Может, мальчишка переживал за подстреленного ветютня или просто сморился за долгий день: он сидел у костра притихший, молчаливый. Доля орудовал сразу над двумя посудинами, над котелком с ухой и ведерком, в котором уже доваривалась дичь. Пахло мясом, рыбой, укропом, и этот густой дух, блуждая по вечерней прохладной степи, напоминал старику его далекое детство: степь, шалаш под толстой коряжистой грушей, отца, сидящего возле арбы и смазывающего дегтем оси, барахтающихся на шерстяной валяной полости братьев Костю и Кирилла и невысокий костерок в ночи, давным-давно погасший до последней искорки и только иногда, все чаще в минуты задумчивости, туманно вспыхивающий в зыбкой памяти.

— Сергей, ты не уснул? — окликнул Доля внука. — Нет? Тогда иди зови Пал Сергееича щербу хлебать.
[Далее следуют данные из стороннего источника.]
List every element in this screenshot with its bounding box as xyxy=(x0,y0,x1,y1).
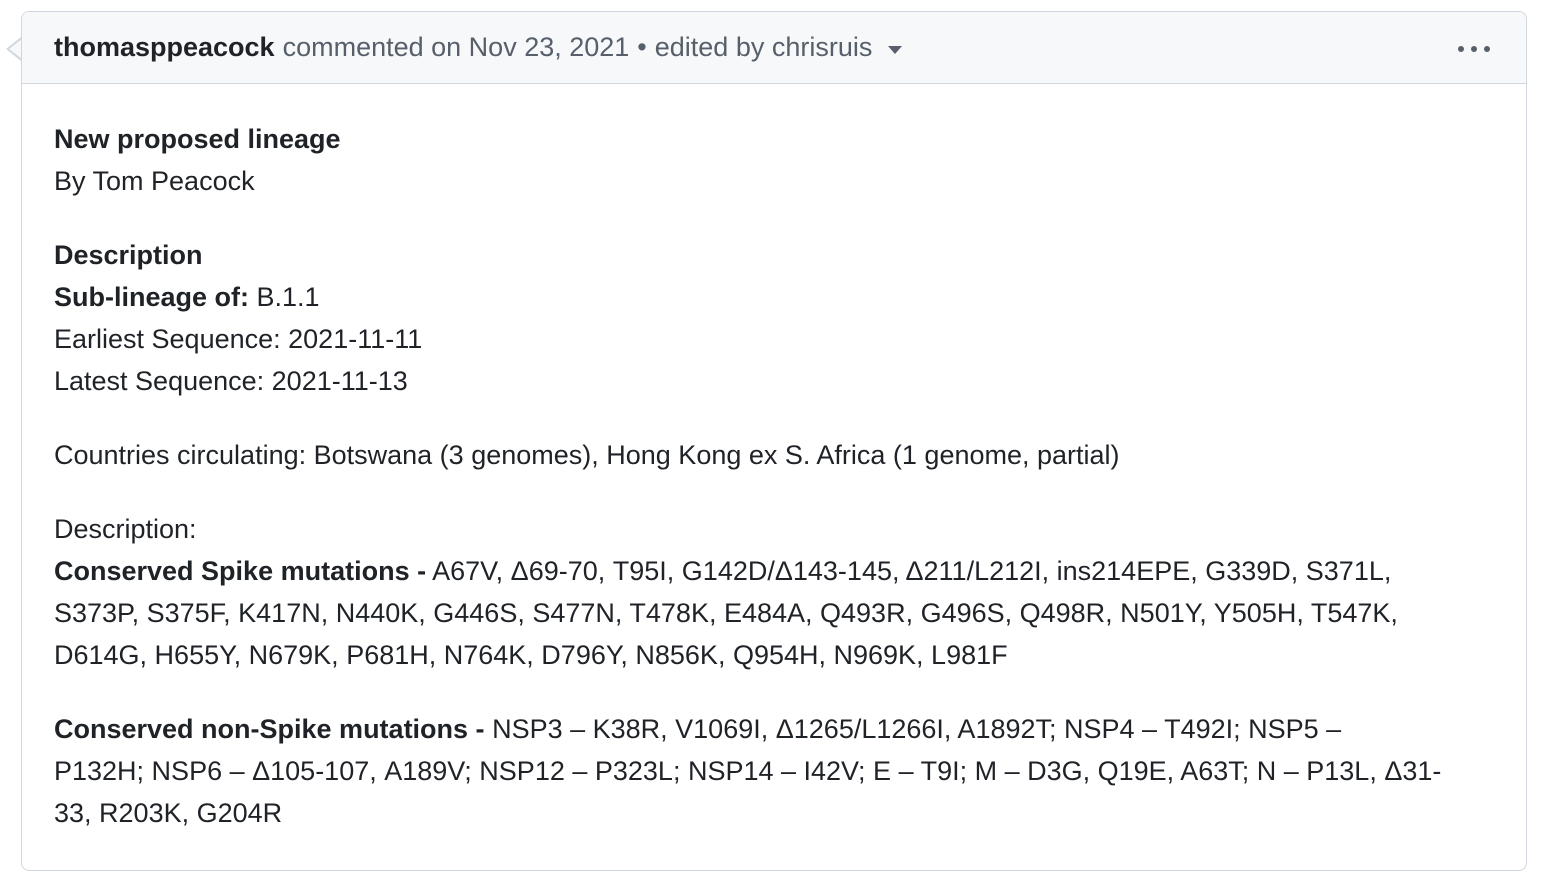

Мальчишка, поднявшись, шагнул к яблоне, где, привалившись к стволу, спал Пака, и тотчас в конце бахчи за шалашом раздался встревоженный лай. Частый заливистый голос Космоса уплывал вдаль, кобель «брал» кого-то, мчась по дороге. Доля, выпрямившись, уставился в сгустившуюся темноту и, ничего не сумев различить, торопливо заковылял туда.

— Деда, я с тобой! — кинулся вслед Сережка.

— Сядь! — строго отмахнулся старик.

Задыхаясь, он с трудом одолел лощину, услышал торопливый тяжелый топот, захлебывающийся лай, оборвавшийся коротким взвизгом, и почти тут же чьи-то глухие голоса на дороге за подсолнечником, дребезжащий стук и гул мотора. Машина с выключенными фарами рванулась к грейдеру. И опять вызванивал Космос, пытаясь настигнуть убегающих.